The major streaming service Spotify now faces a class‑action lawsuit alleging it allowed fake or bot‑generated streams to inflate artist numbers, resulting in a distorted royalty model and harm to legitimate artists. Filed on November 2, 2025 in a California federal court, the complaint names Spotify as the defendant and claims that one of the world’s top streaming artists, Drake, though not accused of wrongdoing, appears in the filing as a beneficiary of what the plaintiffs describe as a “sprawling network of Bot Accounts.” While the suit does not allege that Drake himself orchestrated the behavior, it underscores his vast catalog of roughly 37 billion streams and contends that an unspecified but “non‑trivial percentage” of those counts derive from artificial activity.
The heart of the litigation lies in the way streaming royalties are paid: Spotify pools subscription and ad revenue and distributes it based on each artist’s percentage share of total streams. If an artist’s streaming count is artificially inflated, the payout model means other artists receive a smaller slice. The lawsuit contends that fraudulent streaming therefore translates to actual lost income for rights‑holders who generate authentic listens.
Supporting its argument are alleged red flags: the filing points to a 2024 instance in which some 250,000 streams of a track were logged as emanating from the UK but reportedly originated via VPNs in Turkey, among other suspicious patterns. Further, the complaint indicates that less than 2 percent of accounts were producing about 15 percent of an artist’s total streams, and fewer than 1 percent accounted for 9 percent of streams — irregularities the plaintiffs argue suggest bot‑farm behavior.
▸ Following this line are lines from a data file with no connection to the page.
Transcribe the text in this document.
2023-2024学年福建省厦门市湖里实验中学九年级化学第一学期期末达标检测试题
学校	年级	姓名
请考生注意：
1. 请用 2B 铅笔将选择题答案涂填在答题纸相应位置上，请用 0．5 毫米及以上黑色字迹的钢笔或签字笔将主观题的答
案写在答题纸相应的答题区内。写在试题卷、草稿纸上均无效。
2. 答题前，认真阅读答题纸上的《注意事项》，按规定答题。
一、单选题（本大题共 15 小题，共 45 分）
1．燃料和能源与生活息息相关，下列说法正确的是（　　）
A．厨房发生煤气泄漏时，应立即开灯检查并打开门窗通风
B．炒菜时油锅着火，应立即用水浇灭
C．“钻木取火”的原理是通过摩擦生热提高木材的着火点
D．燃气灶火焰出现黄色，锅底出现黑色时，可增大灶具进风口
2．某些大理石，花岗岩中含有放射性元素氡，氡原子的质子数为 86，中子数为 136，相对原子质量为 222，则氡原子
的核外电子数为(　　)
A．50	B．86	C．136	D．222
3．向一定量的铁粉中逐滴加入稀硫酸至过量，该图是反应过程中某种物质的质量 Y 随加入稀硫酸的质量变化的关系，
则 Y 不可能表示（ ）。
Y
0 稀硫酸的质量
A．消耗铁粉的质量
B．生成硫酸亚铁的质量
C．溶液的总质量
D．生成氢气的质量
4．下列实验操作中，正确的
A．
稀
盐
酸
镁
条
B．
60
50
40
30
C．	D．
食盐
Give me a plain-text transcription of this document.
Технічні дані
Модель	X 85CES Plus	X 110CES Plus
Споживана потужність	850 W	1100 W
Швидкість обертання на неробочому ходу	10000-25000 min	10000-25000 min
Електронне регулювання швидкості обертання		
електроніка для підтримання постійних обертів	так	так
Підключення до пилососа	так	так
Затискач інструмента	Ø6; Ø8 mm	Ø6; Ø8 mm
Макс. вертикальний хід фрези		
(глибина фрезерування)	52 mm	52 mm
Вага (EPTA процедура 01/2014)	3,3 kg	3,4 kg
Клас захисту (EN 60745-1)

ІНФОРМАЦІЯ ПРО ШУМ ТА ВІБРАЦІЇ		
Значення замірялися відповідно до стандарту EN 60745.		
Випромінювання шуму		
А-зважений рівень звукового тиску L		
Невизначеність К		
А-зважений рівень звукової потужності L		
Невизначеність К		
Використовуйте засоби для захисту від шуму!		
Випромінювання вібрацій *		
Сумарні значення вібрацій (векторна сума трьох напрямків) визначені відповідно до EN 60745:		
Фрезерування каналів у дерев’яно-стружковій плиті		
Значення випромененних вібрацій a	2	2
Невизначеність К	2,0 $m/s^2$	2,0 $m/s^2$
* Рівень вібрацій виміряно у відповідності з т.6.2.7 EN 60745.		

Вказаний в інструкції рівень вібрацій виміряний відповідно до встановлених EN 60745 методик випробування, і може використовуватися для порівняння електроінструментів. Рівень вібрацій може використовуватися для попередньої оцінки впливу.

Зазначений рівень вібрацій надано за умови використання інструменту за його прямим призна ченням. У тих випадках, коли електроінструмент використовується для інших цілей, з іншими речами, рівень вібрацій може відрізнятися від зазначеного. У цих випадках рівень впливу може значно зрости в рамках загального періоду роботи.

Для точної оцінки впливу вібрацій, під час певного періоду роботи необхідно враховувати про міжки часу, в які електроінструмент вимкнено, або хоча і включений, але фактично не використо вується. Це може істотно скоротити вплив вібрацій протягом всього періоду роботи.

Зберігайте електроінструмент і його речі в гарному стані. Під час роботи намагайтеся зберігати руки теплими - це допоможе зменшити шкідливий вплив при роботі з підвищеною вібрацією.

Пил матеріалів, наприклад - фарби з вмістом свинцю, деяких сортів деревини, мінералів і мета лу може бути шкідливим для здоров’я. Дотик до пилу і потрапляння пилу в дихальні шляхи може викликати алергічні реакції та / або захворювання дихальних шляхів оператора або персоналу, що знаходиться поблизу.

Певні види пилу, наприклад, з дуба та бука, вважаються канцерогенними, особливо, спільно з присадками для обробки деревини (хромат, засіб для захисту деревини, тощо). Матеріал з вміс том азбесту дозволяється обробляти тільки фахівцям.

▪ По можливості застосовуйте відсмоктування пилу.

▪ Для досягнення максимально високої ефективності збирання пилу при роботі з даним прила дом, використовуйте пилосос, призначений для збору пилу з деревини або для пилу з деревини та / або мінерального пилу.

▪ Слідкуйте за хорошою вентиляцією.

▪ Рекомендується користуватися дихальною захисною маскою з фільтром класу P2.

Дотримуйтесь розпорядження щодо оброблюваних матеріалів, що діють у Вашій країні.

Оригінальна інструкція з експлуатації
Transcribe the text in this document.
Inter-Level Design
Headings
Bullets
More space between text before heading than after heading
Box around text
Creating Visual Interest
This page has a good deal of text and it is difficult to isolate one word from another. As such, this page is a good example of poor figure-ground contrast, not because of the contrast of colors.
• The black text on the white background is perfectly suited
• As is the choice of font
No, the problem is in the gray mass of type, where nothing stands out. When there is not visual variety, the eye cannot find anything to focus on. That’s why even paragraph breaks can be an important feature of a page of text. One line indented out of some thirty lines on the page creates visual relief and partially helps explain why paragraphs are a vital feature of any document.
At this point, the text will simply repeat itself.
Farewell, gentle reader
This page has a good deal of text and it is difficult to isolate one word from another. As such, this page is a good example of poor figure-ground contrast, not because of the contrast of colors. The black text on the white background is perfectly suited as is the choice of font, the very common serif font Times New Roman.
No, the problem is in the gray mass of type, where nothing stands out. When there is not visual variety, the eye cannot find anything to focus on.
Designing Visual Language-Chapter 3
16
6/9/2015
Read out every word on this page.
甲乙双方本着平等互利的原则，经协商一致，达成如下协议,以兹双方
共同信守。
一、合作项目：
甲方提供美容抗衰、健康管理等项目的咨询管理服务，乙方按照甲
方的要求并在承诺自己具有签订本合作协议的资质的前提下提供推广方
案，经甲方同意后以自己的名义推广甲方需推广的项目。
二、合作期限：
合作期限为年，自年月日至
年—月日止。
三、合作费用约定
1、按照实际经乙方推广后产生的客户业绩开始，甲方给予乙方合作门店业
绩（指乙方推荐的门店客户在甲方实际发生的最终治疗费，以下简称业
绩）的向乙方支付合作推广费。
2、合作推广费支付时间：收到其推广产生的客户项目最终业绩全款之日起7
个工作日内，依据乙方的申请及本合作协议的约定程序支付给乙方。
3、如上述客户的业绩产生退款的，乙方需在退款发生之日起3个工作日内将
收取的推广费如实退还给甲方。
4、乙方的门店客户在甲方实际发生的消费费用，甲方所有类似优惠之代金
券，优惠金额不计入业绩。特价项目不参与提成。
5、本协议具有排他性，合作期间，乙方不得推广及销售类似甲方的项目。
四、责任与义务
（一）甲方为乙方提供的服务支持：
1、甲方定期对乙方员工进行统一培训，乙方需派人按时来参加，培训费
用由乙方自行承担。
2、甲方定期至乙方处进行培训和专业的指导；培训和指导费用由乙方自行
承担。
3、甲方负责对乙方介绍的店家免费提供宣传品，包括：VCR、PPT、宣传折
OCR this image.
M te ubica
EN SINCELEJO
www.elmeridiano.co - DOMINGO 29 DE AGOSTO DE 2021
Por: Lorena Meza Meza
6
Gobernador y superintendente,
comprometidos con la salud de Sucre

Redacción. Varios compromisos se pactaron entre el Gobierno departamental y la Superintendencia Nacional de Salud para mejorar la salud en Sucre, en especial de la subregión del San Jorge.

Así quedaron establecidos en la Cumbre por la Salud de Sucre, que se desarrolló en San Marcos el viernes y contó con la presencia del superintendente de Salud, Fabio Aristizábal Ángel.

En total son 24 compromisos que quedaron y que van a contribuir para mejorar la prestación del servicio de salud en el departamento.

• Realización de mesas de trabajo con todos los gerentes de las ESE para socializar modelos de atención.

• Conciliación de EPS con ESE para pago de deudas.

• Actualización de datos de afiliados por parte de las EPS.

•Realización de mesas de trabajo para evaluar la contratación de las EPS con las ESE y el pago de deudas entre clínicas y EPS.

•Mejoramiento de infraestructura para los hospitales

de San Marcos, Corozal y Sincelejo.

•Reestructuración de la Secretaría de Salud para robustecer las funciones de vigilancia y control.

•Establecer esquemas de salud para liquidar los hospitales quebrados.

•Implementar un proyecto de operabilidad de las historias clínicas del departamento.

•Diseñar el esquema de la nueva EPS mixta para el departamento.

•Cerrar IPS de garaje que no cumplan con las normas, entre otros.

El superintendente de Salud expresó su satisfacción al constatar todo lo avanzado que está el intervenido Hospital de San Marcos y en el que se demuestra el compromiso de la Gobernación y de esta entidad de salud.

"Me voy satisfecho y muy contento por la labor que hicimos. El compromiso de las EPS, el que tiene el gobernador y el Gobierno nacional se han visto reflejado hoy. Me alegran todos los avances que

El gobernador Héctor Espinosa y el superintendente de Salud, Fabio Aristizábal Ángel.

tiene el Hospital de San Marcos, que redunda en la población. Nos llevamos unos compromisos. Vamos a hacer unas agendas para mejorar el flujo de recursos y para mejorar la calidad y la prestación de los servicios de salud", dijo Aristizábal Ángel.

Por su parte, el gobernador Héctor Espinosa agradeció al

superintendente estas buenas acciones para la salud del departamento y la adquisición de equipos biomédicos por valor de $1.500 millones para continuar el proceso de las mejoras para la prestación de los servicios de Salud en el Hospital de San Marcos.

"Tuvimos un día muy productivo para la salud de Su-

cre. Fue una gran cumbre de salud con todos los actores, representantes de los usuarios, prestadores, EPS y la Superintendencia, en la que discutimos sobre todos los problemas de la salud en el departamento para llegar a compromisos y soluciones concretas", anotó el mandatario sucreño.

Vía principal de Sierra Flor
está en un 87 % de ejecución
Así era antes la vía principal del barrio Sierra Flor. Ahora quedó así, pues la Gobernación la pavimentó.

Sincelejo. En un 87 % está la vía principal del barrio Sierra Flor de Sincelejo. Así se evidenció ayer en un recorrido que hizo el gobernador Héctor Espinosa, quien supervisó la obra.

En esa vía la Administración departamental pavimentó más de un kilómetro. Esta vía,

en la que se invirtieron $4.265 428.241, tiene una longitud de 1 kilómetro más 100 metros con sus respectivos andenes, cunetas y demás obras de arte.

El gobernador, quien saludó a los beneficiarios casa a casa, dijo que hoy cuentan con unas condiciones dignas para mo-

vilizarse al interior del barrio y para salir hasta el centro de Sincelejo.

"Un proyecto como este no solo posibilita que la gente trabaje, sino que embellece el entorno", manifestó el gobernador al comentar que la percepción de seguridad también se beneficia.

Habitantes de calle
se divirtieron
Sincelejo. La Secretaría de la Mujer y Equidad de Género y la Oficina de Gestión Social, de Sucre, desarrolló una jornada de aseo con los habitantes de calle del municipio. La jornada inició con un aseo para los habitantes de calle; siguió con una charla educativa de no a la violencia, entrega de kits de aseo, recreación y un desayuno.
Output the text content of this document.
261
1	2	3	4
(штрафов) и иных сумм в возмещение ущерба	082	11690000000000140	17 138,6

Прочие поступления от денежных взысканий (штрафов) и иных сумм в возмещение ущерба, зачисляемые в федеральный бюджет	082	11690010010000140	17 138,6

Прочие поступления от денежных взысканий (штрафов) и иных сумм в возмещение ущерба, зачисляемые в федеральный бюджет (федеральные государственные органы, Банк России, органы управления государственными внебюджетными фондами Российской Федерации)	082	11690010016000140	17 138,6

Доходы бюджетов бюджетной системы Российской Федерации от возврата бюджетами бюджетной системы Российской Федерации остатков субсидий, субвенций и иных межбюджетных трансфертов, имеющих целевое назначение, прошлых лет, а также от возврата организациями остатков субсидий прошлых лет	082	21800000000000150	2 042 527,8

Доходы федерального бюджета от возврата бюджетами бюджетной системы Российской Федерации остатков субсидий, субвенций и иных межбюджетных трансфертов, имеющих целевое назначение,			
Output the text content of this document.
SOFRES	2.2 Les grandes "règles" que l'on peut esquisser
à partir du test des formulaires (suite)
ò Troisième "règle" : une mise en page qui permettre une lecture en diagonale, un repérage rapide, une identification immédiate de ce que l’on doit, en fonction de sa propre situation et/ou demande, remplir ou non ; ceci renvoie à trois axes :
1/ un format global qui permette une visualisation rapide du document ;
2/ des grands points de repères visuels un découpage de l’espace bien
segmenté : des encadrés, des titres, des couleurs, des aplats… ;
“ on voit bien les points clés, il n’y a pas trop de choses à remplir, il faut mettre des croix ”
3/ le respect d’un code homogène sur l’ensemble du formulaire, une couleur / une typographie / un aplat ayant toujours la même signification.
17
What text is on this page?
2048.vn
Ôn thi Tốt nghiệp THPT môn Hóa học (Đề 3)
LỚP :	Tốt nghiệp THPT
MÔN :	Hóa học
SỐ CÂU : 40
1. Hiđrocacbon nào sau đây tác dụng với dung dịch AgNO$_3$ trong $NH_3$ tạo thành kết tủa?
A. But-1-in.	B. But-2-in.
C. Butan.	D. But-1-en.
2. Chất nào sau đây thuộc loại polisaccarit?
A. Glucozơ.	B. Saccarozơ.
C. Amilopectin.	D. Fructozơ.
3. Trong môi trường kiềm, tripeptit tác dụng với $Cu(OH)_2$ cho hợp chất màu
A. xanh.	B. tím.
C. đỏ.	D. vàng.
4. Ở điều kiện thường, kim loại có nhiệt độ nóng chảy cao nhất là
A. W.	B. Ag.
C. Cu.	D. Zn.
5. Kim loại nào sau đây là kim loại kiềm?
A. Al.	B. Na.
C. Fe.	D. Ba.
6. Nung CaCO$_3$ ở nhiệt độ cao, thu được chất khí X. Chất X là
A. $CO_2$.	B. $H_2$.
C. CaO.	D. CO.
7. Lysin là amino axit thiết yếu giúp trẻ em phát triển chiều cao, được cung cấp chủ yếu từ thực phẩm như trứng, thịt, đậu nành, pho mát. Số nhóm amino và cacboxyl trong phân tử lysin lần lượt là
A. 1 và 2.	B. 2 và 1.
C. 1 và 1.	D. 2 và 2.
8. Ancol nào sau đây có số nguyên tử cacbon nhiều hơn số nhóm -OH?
Spotify’s official response states that the company in no way benefits from such fraud, that it has invested in best‑in‑class systems to detect artificial streaming and that its fraud detection measures are effective — citing a prior case where, though $10 million in fraudulent royalty claims were alleged across platforms, Spotify’s portion was only $60,000.
The lawsuit is led by RBX (real name Eric Dwayne Collins), a rapper who is acting for a class of songwriters, performers and producers who claim they are the backbone of the industry yet receive less payment because of inflated metrics. The case taps into a broader concern: independent estimates suggest a sizeable share of streams across platforms may be inauthentic, prompting questions about fairness, transparency and the future of streaming as a compensation model for music creators.
As the case progresses, it could force deeper scrutiny of streaming platforms, their payout mechanics and the methods by which listens are tracked, verified and attributed. For artists and rights‑holders who rely on the legitimacy of those metrics, the outcome may bring significant financial and structural implications for the industry.